Concrètement, le joueur d'aujourd'hui bute sur trois points : un combat au verrouillage automatique qui rend l'esquive presque impossible, une caméra parfois capricieuse, et une désorientation réelle dans des niveaux labyrinthiques sans carte. Pourtant, l'essentiel résiste : le level design, ample et vertical, reste remarquable, ses énigmes spatiales n'ont pas d'équivalent dans le jeu moderne, et son influence irrigue tout ce qu'on joue encore. C'est le paradoxe des premiers pas de la 3D : révolutionnaires hier, rugueux aujourd'hui, mais toujours dignes d'étude.
| Critère | Verdict en 2026 |
|---|---|
| Lisibilité et contrôles | Le point noir. Les contrôles « tank », conçus pour la croix directionnelle, ont vieilli dès l'arrivée du stick analogique : mouvement rigide, combat raide, verrouillage automatique frustrant. |
| Systèmes de jeu | Le mélange exploration, plateforme millimétrée et énigmes reste solide ; le déplacement sur une grille invisible demande un vrai temps d'adaptation. |
| Technique et représentation | Polygones anguleux, textures baveuses et brouillard de distance : l'esthétique de 1996 accuse franchement son âge. |
| Rythme et friction | De grands niveaux labyrinthiques, parfois obscurs ; l'orientation sans carte et une sauvegarde dépendante de la version peuvent égarer le joueur moderne. |
| Accès aujourd'hui | Excellent, grâce au remaster de 2024 qui rend le jeu confortable sans le trahir (voir plus bas). |
Le remaster : rejouer Tomb Raider aujourd'hui
La bonne nouvelle, c'est qu'on peut le redécouvrir sans souffrir. Tomb Raider I-III Remastered (Aspyr, 14 février 2024) réunit les trois premiers épisodes et leurs extensions, sur PlayStation 4 et 5, Xbox, Switch et PC (portage Switch 2, iOS et Android le 12 mars 2026).
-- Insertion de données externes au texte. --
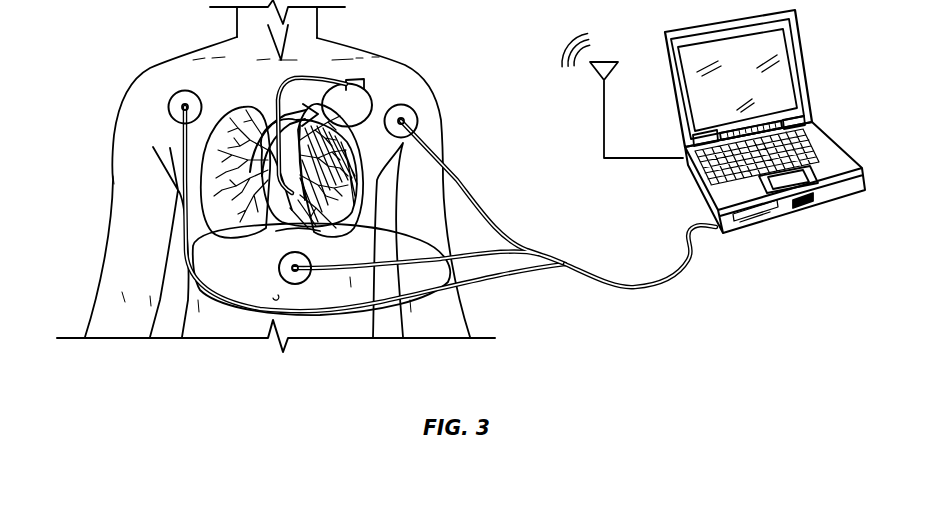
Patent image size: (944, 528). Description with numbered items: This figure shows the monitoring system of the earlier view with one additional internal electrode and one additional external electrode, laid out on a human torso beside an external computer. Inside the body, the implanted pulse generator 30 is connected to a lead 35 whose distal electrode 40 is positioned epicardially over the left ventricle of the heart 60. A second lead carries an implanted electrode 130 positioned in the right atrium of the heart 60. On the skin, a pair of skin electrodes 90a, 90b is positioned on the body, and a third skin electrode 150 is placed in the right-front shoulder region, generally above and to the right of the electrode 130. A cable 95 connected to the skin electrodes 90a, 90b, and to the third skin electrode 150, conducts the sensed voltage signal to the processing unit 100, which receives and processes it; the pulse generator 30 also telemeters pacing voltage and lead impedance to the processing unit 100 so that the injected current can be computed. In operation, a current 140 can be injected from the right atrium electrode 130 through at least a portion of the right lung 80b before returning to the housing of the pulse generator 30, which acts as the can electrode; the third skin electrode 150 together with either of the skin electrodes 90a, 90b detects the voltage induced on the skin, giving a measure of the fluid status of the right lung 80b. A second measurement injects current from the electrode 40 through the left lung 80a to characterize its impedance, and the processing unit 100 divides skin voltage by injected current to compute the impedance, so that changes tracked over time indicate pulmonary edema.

The pulse generator 30 is at (366, 88).
The lead 35 is at (280, 78).
The electrode 40 is at (275, 218).
The heart 60 is at (287, 228).
The left lung 80a is at (457, 285).
The right lung 80b is at (183, 133).
The skin electrode 90a is at (418, 113).
The skin electrode 90b is at (297, 284).
The cable 95 is at (646, 284).
The processing unit 100 is at (836, 142).
The implanted electrode 130 is at (283, 203).
The current 140 is at (260, 106).
The third skin electrode 150 is at (168, 106).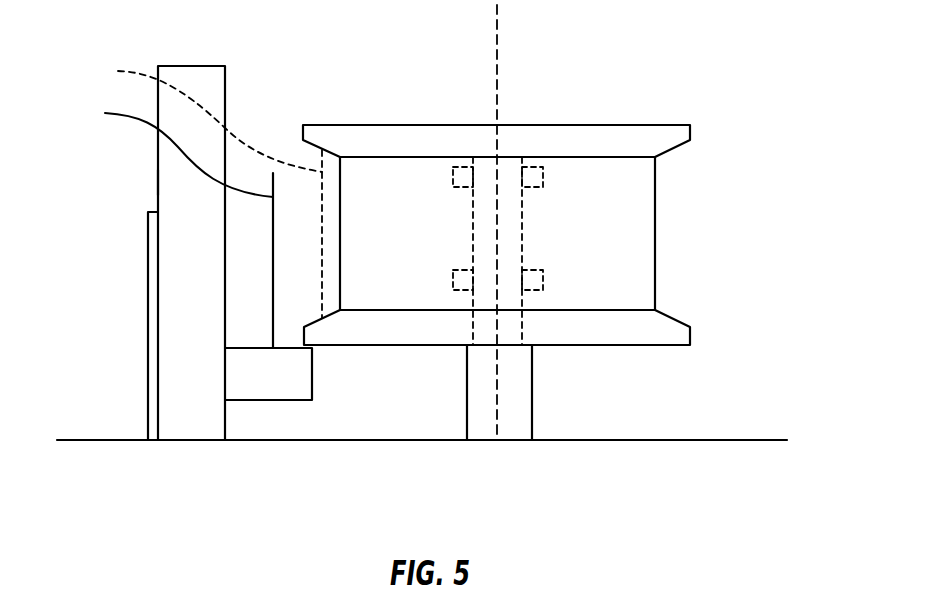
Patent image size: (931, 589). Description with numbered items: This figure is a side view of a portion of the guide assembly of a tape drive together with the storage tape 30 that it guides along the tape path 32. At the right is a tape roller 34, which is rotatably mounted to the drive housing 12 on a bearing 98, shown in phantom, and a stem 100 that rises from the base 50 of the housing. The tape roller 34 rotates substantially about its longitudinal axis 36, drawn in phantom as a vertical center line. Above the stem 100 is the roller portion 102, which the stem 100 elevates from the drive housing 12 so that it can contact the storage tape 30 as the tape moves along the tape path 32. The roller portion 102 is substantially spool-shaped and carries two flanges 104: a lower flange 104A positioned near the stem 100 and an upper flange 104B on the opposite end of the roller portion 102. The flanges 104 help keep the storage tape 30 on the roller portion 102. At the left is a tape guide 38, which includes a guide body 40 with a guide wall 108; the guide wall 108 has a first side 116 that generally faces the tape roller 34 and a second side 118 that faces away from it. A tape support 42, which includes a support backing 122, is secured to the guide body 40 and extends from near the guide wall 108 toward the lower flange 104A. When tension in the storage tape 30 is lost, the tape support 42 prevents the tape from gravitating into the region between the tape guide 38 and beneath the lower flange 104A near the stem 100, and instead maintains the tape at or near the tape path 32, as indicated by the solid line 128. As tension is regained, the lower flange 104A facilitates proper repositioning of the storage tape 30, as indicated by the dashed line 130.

The drive housing 12 is at (407, 460).
The base 50 is at (120, 441).
The guide body 40 is at (235, 235).
The guide wall 108 is at (192, 66).
The storage tape 30 is at (172, 128).
The dashed line 130 is at (179, 115).
The solid line 128 is at (147, 149).
The second side 118 is at (158, 181).
The first side 116 is at (226, 108).
The tape guide 38 is at (100, 326).
The support backing 122 is at (148, 342).
The tape support 42 is at (314, 372).
The tape path 32 is at (298, 287).
The longitudinal axis 36 is at (499, 50).
The tape roller 34 is at (553, 220).
The flange 104 is at (553, 233).
The upper flange 104B is at (653, 133).
The lower flange 104A is at (653, 333).
The roller portion 102 is at (655, 232).
The bearing 98 is at (465, 167).
The stem 100 is at (532, 399).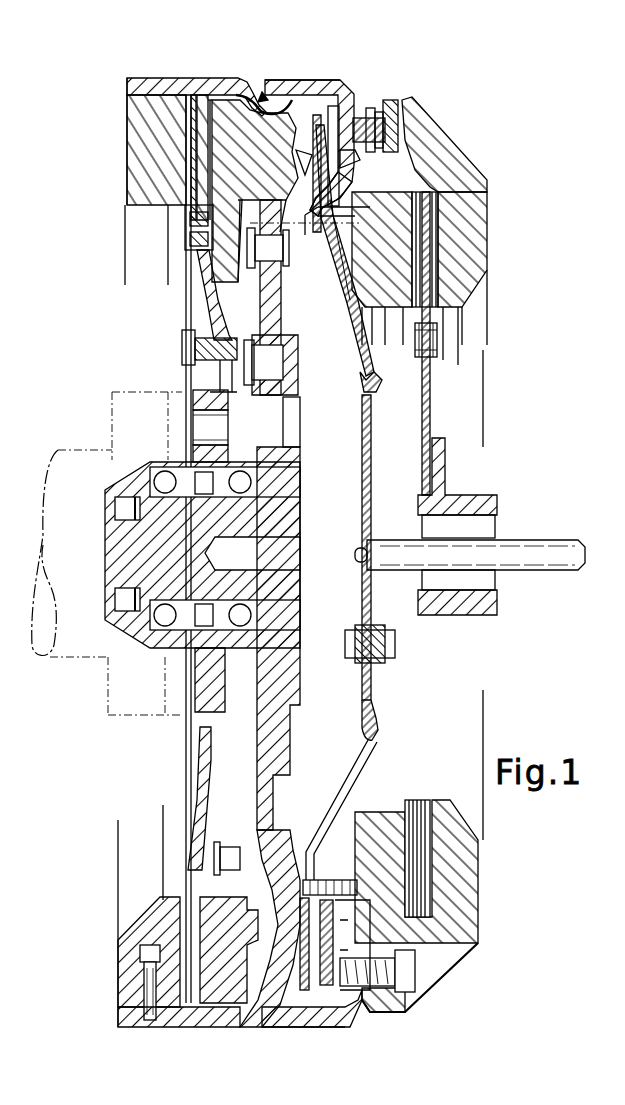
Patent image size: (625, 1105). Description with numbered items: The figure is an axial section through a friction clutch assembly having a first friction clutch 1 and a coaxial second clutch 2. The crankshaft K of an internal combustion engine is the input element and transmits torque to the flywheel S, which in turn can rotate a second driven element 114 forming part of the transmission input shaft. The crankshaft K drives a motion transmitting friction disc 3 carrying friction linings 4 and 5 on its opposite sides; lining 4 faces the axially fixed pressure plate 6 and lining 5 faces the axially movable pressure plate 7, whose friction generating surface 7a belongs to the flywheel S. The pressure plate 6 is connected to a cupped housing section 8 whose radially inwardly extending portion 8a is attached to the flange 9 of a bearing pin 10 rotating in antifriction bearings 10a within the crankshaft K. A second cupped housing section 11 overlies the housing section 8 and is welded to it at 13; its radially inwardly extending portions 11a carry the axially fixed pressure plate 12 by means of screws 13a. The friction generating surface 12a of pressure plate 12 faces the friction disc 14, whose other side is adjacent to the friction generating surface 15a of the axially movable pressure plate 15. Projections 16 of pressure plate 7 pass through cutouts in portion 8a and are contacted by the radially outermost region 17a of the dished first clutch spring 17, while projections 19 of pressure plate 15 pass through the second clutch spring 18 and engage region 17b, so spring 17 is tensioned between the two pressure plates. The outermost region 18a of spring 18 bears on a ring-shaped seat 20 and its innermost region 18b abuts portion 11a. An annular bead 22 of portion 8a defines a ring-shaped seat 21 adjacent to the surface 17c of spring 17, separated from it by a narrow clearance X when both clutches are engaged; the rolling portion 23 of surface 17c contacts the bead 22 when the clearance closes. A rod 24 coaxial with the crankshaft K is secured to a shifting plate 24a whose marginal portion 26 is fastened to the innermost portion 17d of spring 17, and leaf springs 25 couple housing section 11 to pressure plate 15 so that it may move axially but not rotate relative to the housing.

The first friction clutch 1 is at (176, 41).
The second clutch 2 is at (323, 33).
The motion transmitting friction disc 3 is at (203, 303).
The friction lining 4 is at (188, 173).
The friction lining 5 is at (195, 203).
The axially fixed pressure plate 6 is at (137, 127).
The axially movable pressure plate 7 is at (225, 127).
The friction generating surface 7a is at (213, 110).
The cupped housing section 8 is at (152, 83).
The radially inwardly extending portion 8a is at (277, 112).
The flange 9 is at (298, 697).
The bearing pin 10 is at (172, 547).
The antifriction bearing 10a is at (160, 648).
The second cupped housing section 11 is at (293, 92).
The radially inwardly extending portion 11a is at (357, 200).
The pressure plate 12 is at (467, 243).
The friction generating surface 12a is at (451, 271).
The weld 13 is at (250, 1023).
The screws 13a is at (415, 983).
The friction disc 14 is at (432, 385).
The axially movable pressure plate 15 is at (383, 228).
The friction generating surface 15a is at (407, 250).
The projections 16 is at (247, 92).
The first clutch spring 17 is at (372, 352).
The radially outermost region 17a is at (317, 127).
The region 17b is at (278, 285).
The side or surface 17c is at (338, 302).
The radially innermost portion 17d is at (362, 373).
The second clutch spring 18 is at (390, 128).
The radially outermost region 18a is at (373, 122).
The radially innermost region 18b is at (393, 148).
The projections 19 is at (450, 203).
The ring-shaped seat 20 is at (340, 120).
The ring-shaped fulcrum or seat 21 is at (313, 233).
The annular bead 22 is at (316, 167).
The rolling portion 23 is at (258, 172).
The bar or rod 24 is at (533, 553).
The shifting or moving plate 24a is at (385, 607).
The leaf springs 25 is at (385, 130).
The marginal portion 26 is at (378, 724).
The second driven element 114 is at (470, 503).
The crankshaft K is at (17, 565).
The flywheel S is at (254, 1061).
The clearance or gap X is at (302, 891).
Son intelligence tient en un mot : le choix. On bascule d'une simple touche entre les graphismes d'origine et une refonte visuelle, et surtout entre les contrôles « tank » d'époque et un schéma moderne (caméra au stick droit, déplacement relatif à la caméra). Un mode photo complète le tout. Notre conseil : commencer en contrôles modernes pour apprivoiser les niveaux, puis tester l'original pour sentir ce que 1996 exigeait. C'est la meilleure porte d'entrée vers le jeu, et la démonstration qu'un bon remaster ne réécrit pas l'œuvre : il la rend jouable.

À retenir
- Poids historique maximal : il fonde l'aventure-plateforme en 3D et crée l'icône Lara Croft.
- Il a mal vieilli sur les contrôles « tank » et l'esthétique, mais son level design impressionne encore.
- Le remaster de 2024 (Aspyr) permet de basculer entre contrôles et graphismes d'origine ou modernes : la meilleure façon d'y (re)jouer.
Questions fréquentes
Tomb Raider (1996) a-t-il bien vieilli ?
Sur le fond, oui : son level design et son ambiance restent forts. Sur la forme, non : les contrôles « tank » et l'esthétique polygonale ont mal vieilli, comme la plupart des premiers jeux en 3D. Le remaster de 2024 corrige l'essentiel de cette friction.
Sur quelles consoles Tomb Raider est-il sorti en 1996 ?
D'abord sur Sega Saturn (25 octobre 1996 en Europe), puis sur PlayStation et sur PC (MS-DOS) dans les semaines suivantes.
Comment jouer à Tomb Raider aujourd'hui ?
Le plus simple est Tomb Raider I-III Remastered (2024), disponible sur PlayStation, Xbox, Switch et PC, qui laisse choisir entre graphismes et contrôles d'origine ou modernes.